Halbuki eskiden okuyan insanlar, şiir gibi konuşan insanlar vardı. Çok okuyarak, bu konuda halka daha çok örnek olarak dünyayla yarışabiliriz. Okuyan ne bulursa okumalı. Yerde gördüğü broşürü dahi alıp okumalı. Bilginin nereden nasıl karşına çıkacağını kestiremezsin.

Ben kendimi geliştirmeyi, utangaçlığımı yenmeyi kitaba borçluyum

Utangaçlığımı sesli kitap okuyarak attım. Ne bulduysam okudum. Sağcı, solcu düşünceleri ayırt etmeden okudum, önyargılarımı yıktım. Fikirlere, bakışlara önem verdim.

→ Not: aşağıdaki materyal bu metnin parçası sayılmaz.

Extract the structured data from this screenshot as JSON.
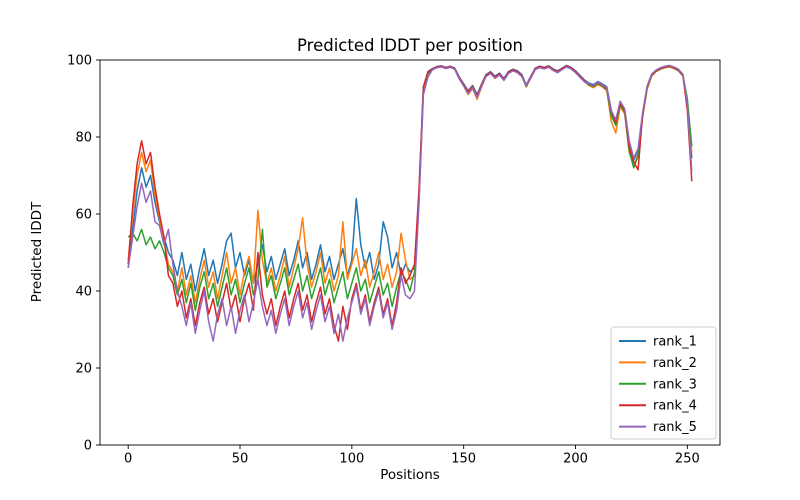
{
  "chart_data": {
    "type": "line",
    "title": "Predicted lDDT per position",
    "xlabel": "Positions",
    "ylabel": "Predicted lDDT",
    "xlim": [
      -12.6,
      264.6
    ],
    "ylim": [
      0,
      100
    ],
    "x_ticks": [
      0,
      50,
      100,
      150,
      200,
      250
    ],
    "y_ticks": [
      0,
      20,
      40,
      60,
      80,
      100
    ],
    "grid": false,
    "legend_position": "lower right",
    "x_start": 0,
    "x_step": 2,
    "axis_color": "#000000",
    "legend_border_color": "#cccccc",
    "series": [
      {
        "name": "rank_1",
        "color": "#1f77b4",
        "values": [
          46,
          56,
          66,
          72,
          67,
          70,
          63,
          58,
          54,
          50,
          48,
          44,
          50,
          43,
          47,
          40,
          46,
          51,
          44,
          48,
          42,
          47,
          53,
          55,
          46,
          50,
          44,
          48,
          42,
          47,
          52,
          45,
          49,
          43,
          47,
          51,
          44,
          48,
          53,
          46,
          50,
          43,
          47,
          52,
          45,
          49,
          43,
          47,
          51,
          44,
          48,
          64,
          52,
          46,
          50,
          43,
          47,
          58,
          54,
          46,
          50,
          44,
          47,
          45,
          46,
          65,
          93,
          97,
          97.8,
          98.3,
          98.5,
          98.1,
          98.4,
          97.9,
          95.6,
          93.8,
          92,
          93.4,
          91,
          93.8,
          96.2,
          97,
          95.8,
          96.6,
          95.2,
          97,
          97.6,
          97.2,
          96.2,
          93.5,
          95.8,
          97.9,
          98.4,
          98.1,
          98.5,
          97.7,
          97.2,
          97.9,
          98.6,
          98.1,
          97.2,
          96,
          94.8,
          94,
          93.6,
          94.4,
          93.8,
          93,
          87,
          83.5,
          89,
          87,
          78,
          74,
          76.5,
          86,
          93,
          96.2,
          97.3,
          97.9,
          98.3,
          98.5,
          98.1,
          97.5,
          96.2,
          89,
          74.5
        ]
      },
      {
        "name": "rank_2",
        "color": "#ff7f0e",
        "values": [
          48,
          60,
          70,
          76,
          71,
          74,
          65,
          59,
          53,
          47,
          45,
          40,
          46,
          39,
          44,
          37,
          43,
          48,
          41,
          45,
          38,
          44,
          50,
          42,
          46,
          39,
          45,
          49,
          42,
          61,
          48,
          42,
          46,
          40,
          44,
          49,
          41,
          46,
          51,
          59,
          47,
          41,
          45,
          50,
          42,
          46,
          40,
          44,
          58,
          43,
          47,
          51,
          44,
          48,
          41,
          45,
          50,
          43,
          47,
          41,
          45,
          55,
          48,
          43,
          44,
          63,
          92,
          96.5,
          97.4,
          98,
          98.2,
          97.8,
          98.1,
          97.6,
          95.2,
          93.2,
          91,
          92.6,
          89.8,
          93,
          95.8,
          96.6,
          95.2,
          96.2,
          94.8,
          96.6,
          97.3,
          96.8,
          95.8,
          93,
          95.4,
          97.6,
          98.1,
          97.8,
          98.2,
          97.4,
          96.8,
          97.6,
          98.3,
          97.8,
          96.8,
          95.6,
          94.4,
          93.4,
          92.8,
          93.6,
          93,
          92,
          84,
          81,
          88,
          86,
          76,
          72.5,
          75.5,
          85,
          92.4,
          95.8,
          97,
          97.6,
          98,
          98.2,
          97.8,
          97.2,
          95.8,
          88,
          76
        ]
      },
      {
        "name": "rank_3",
        "color": "#2ca02c",
        "values": [
          54,
          55,
          53,
          56,
          52,
          54,
          51,
          53,
          50,
          46,
          44,
          39,
          43,
          37,
          42,
          35,
          41,
          45,
          38,
          42,
          36,
          41,
          46,
          39,
          43,
          37,
          42,
          46,
          39,
          43,
          56,
          41,
          44,
          38,
          42,
          46,
          39,
          43,
          47,
          40,
          44,
          38,
          42,
          46,
          39,
          43,
          37,
          41,
          45,
          38,
          42,
          46,
          40,
          43,
          37,
          41,
          45,
          39,
          42,
          36,
          41,
          45,
          43,
          40,
          45,
          64,
          93,
          96.5,
          97.6,
          98.1,
          98.3,
          97.9,
          98.2,
          97.7,
          95.3,
          93.4,
          91.6,
          93,
          90.4,
          93.4,
          95.9,
          96.7,
          95.4,
          96.3,
          94.9,
          96.7,
          97.4,
          96.9,
          95.9,
          93.1,
          95.5,
          97.7,
          98.2,
          97.9,
          98.3,
          97.5,
          96.9,
          97.7,
          98.4,
          97.9,
          96.9,
          95.7,
          94.5,
          93.5,
          93.1,
          93.9,
          93.3,
          92.3,
          85.5,
          83,
          88.4,
          86.4,
          76.5,
          72,
          75,
          85.5,
          92.7,
          96,
          97.1,
          97.7,
          98.1,
          98.3,
          97.9,
          97.3,
          96,
          90,
          77.5
        ]
      },
      {
        "name": "rank_4",
        "color": "#d62728",
        "values": [
          47,
          62,
          73,
          79,
          73,
          76,
          67,
          60,
          54,
          44,
          42,
          36,
          40,
          33,
          38,
          31,
          37,
          41,
          34,
          38,
          32,
          37,
          42,
          35,
          39,
          32,
          38,
          42,
          35,
          50,
          39,
          34,
          38,
          31,
          36,
          40,
          33,
          38,
          42,
          35,
          39,
          32,
          37,
          41,
          34,
          38,
          31,
          27,
          36,
          30,
          38,
          42,
          35,
          39,
          32,
          37,
          41,
          34,
          38,
          31,
          37,
          46,
          42,
          44,
          47,
          66,
          93,
          96.8,
          97.7,
          98.2,
          98.4,
          98,
          98.3,
          97.8,
          95.4,
          93.6,
          91.8,
          93.2,
          90.6,
          93.6,
          96,
          96.8,
          95.6,
          96.4,
          95,
          96.8,
          97.5,
          97,
          96,
          93.3,
          95.6,
          97.8,
          98.3,
          98,
          98.4,
          97.6,
          97,
          97.8,
          98.5,
          98,
          97,
          95.8,
          94.6,
          93.7,
          93.3,
          94.1,
          93.5,
          92.6,
          86.5,
          83.8,
          88.8,
          86.8,
          77.5,
          73.5,
          71.5,
          85.8,
          92.9,
          96.1,
          97.2,
          97.8,
          98.2,
          98.4,
          98,
          97.4,
          96.1,
          87,
          68.5
        ]
      },
      {
        "name": "rank_5",
        "color": "#9467bd",
        "values": [
          46,
          54,
          62,
          68,
          63,
          66,
          58,
          57,
          52,
          56,
          47,
          40,
          36,
          31,
          37,
          29,
          35,
          40,
          32,
          27,
          34,
          38,
          31,
          36,
          29,
          35,
          39,
          32,
          37,
          43,
          36,
          31,
          35,
          29,
          34,
          38,
          31,
          36,
          40,
          33,
          37,
          30,
          35,
          39,
          32,
          36,
          29,
          34,
          27,
          33,
          37,
          41,
          34,
          38,
          31,
          36,
          40,
          33,
          37,
          30,
          35,
          44,
          39,
          38,
          40,
          62,
          91,
          95.5,
          97.5,
          98,
          98.2,
          97.8,
          98.1,
          97.6,
          95.1,
          93.3,
          91.3,
          92.8,
          90.2,
          93.2,
          95.7,
          96.5,
          95.3,
          96.1,
          94.7,
          96.5,
          97.2,
          96.7,
          95.7,
          93.4,
          95.3,
          97.5,
          98,
          97.7,
          98.1,
          97.3,
          96.7,
          97.5,
          98.2,
          97.7,
          96.7,
          95.5,
          94.3,
          93.8,
          93.4,
          94.2,
          93.6,
          92.8,
          86.8,
          84.5,
          89.3,
          87.3,
          79,
          74.5,
          77,
          86.3,
          93.2,
          96.3,
          97.4,
          98,
          98.4,
          98.6,
          98.2,
          97.6,
          96.3,
          88.5,
          71
        ]
      }
    ]
  }
}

Okudukça çok şeyin değişeceğine inandım. İlkin kendimi değiştirdim, geliştirdim.

Kitap, benim içimde yatan yeteneğimi ortaya çıkardı, kalemimi güçlendirdi. Düşüncelerimi geliştirdi. Şimdi yazarken aklıma o kadar çok konu geliyor ki. Seminerde konuşurken aklıma çok örnek geliyor.

Şimdiki korkum birini kırmak

Seminerlere dua ederek çıkarım, şükrederek inerim. Şimdiye kadar kimseyle tersleşmedim ya da itişmedim.

Ayson Karabağ kimdir?

1963 yılında Kars’ın Arpaç ilçesinin Ergine köyünde dünyaya geldim. Ailem ben 8 yaşındayken maddi sıkıntılardan dolayı Kars’ın merkezine göçtü.

Çocukluk yıllarımda Kars’ta kahvede, dondurma dükkanında çalıştım. Ayakkabı boyacılığı yaptım. Sonra annem ve kardeşlerim Fransa’ya göç ettiler. Ben ve ağabeyim İstanbul’da kaldık. İstanbul’da bir taraftan okula gittim bir taraftan Aksaray’da gazete satışına başladım. Gazinoda fotoğraf çektim. Aksaray’da seyyar satıcılık yaptım. Kart postal sattım. İstanbul’da adam gibi adam olarak kalmak, anne ve babama yakışır bir evlat olmak için çok dikkatli bir yaşam sürdürdüm. Etrafımdaki insanlara özenmedim. Hz. Ali’nin bir sözünü duvara yazdım; “Akıllı geçiniyorsan akılsız insanı sırtında taşıma” Bu söz beni çok geliştirdi.